We also took a picture of the popcorn, in the hopes that after waiting 20 minutes to buy it that it would be the Best Popcorn of All Time. It wasn't.

bestpopcornever.jpg

An aside on popcorn and concessions in general: CC rarely buys food at the movies because a) it's really expensive and b) it's not very good. We'd much rather smuggle in something tasty and healthy like tamari almonds from Whole Foods, which we did for our Saturday movie. However, lots of people do eat this stuff (see picture above) and frankly even consuming a small popcorn makes us a little ill. Have you ever noticed the popcorn stomach feeling? It's that yucky, overly salted and sort of bloated sensation from eating all of that snack food through the previews and first 20 minutes of the movie. Blech.

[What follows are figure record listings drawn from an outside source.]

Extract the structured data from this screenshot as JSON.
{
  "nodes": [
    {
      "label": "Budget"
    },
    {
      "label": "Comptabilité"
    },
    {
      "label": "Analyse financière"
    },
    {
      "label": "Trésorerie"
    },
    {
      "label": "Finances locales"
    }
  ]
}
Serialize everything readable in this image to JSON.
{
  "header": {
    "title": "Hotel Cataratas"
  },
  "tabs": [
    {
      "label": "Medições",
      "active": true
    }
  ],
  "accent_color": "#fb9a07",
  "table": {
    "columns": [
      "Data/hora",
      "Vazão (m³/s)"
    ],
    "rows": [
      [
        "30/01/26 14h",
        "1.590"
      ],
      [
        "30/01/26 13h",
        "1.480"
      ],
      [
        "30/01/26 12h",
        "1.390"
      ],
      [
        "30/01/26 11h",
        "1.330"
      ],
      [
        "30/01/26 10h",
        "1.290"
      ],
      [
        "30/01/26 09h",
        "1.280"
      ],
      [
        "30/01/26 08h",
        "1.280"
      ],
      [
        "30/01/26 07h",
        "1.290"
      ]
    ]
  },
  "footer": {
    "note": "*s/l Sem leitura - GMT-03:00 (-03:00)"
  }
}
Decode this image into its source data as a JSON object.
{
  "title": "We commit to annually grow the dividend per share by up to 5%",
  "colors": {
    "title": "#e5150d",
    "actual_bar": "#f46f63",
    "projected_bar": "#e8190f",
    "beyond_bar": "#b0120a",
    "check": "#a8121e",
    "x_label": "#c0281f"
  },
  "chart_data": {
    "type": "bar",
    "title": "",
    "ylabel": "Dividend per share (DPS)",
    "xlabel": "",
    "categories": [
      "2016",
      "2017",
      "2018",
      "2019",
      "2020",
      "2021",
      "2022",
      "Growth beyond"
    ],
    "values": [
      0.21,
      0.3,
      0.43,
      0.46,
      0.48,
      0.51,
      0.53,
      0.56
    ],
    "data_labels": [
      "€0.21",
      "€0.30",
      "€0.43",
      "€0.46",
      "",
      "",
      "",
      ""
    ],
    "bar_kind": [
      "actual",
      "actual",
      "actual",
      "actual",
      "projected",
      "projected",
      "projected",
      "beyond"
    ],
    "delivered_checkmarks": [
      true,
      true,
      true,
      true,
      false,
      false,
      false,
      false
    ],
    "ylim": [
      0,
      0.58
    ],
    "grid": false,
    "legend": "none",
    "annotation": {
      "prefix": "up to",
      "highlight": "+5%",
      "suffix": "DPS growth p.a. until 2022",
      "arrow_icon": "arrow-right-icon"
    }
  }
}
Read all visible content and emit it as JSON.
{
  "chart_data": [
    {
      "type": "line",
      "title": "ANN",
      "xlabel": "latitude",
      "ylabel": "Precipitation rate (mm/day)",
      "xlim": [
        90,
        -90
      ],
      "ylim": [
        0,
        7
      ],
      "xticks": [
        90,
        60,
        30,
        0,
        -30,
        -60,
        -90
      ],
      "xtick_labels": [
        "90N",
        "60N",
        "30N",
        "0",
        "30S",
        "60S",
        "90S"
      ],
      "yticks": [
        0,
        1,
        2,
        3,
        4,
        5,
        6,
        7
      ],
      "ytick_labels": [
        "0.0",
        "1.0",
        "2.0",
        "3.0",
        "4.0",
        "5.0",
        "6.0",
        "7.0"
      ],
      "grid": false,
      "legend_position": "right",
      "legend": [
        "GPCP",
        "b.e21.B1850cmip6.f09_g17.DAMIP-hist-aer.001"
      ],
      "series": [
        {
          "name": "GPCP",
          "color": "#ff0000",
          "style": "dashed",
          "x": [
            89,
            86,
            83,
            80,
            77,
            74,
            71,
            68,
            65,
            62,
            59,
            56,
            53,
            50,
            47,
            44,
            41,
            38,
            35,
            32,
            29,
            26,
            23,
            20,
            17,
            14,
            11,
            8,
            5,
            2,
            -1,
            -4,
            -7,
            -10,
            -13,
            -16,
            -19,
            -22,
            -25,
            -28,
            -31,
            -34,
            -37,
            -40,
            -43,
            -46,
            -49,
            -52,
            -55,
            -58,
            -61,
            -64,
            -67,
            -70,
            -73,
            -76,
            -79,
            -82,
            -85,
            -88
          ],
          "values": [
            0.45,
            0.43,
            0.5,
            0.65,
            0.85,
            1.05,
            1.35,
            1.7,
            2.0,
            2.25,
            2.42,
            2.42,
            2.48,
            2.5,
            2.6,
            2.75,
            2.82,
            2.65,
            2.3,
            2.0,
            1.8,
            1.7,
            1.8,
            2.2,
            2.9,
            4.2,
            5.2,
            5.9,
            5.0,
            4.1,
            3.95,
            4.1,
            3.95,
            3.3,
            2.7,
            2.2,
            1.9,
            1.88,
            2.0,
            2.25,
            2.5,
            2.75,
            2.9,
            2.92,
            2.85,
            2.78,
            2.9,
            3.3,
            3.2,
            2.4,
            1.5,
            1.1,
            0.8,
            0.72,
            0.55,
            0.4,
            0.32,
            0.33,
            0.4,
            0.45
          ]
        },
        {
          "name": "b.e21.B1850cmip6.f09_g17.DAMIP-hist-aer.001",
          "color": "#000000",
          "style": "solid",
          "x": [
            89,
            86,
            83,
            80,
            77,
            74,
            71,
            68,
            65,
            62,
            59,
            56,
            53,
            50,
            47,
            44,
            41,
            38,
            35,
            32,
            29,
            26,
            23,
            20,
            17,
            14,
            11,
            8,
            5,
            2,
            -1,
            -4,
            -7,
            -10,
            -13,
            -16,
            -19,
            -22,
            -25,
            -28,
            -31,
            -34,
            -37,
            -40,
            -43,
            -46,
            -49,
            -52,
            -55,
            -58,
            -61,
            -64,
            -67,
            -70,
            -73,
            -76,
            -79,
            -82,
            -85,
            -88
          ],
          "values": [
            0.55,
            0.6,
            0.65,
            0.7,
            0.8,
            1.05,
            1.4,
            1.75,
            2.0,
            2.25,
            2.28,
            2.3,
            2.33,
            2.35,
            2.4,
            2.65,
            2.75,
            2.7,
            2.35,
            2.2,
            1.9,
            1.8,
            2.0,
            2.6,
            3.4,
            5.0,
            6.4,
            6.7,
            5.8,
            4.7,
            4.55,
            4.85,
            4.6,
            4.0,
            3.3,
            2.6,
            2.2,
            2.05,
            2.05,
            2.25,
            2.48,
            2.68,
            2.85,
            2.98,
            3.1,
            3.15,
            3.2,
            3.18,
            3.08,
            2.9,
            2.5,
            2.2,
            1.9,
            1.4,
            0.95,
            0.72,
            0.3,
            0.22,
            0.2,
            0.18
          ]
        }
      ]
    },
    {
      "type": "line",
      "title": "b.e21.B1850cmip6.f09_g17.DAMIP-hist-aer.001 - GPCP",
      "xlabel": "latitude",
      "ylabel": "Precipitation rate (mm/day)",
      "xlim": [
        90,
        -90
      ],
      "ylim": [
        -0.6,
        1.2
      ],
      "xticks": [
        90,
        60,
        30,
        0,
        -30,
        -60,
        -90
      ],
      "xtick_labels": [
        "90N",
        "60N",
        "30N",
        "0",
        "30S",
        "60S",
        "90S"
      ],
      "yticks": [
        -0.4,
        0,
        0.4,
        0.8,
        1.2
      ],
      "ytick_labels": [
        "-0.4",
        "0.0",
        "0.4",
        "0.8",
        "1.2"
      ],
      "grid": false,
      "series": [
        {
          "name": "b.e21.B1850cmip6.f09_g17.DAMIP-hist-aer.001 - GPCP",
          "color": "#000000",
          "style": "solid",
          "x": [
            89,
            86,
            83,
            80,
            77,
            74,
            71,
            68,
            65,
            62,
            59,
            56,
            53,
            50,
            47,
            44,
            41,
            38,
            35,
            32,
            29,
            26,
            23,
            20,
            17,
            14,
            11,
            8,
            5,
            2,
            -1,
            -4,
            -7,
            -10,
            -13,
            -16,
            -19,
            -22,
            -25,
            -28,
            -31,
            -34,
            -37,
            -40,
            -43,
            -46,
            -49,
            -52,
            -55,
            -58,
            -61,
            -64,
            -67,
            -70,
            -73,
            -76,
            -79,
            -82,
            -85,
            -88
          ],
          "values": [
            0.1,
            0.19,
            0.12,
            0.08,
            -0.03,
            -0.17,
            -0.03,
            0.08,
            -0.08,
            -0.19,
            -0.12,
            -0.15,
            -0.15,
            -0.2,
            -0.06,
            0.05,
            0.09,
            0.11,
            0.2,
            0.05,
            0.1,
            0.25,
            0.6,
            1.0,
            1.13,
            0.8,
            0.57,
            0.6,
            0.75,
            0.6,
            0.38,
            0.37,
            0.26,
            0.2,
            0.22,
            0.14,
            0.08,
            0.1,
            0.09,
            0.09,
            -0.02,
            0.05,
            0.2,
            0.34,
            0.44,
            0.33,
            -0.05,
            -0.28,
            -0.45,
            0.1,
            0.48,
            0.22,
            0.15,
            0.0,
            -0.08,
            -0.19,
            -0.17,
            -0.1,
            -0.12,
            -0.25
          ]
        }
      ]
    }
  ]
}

CC likes participating in the rituals of moviegoing, but the side effects from that much salt and whatever the hell is in the fake butter stuff seems not worth the effort. Thoughts?

*We sort wish the patrons had been yelling stuff at the screen because at least that might have clued CC in on what the hell was going on with this film. It literally MADE NO SENSE. Magic mailboxes and time traveling letters aside, there were scenes where the sheer amount of didactic speech making made CC put our head in our hands. Comments about how "the house owns you" and "the light in Barcelona is different from the light in Tokyo" can go take a flying leap. Though as Lisa adroitly pointed out, Sandra and Keanu's time traveling dog looks like he is the same dog from Because of Winn-Dixie. So at least someone is getting some work out of dreadful movies like this.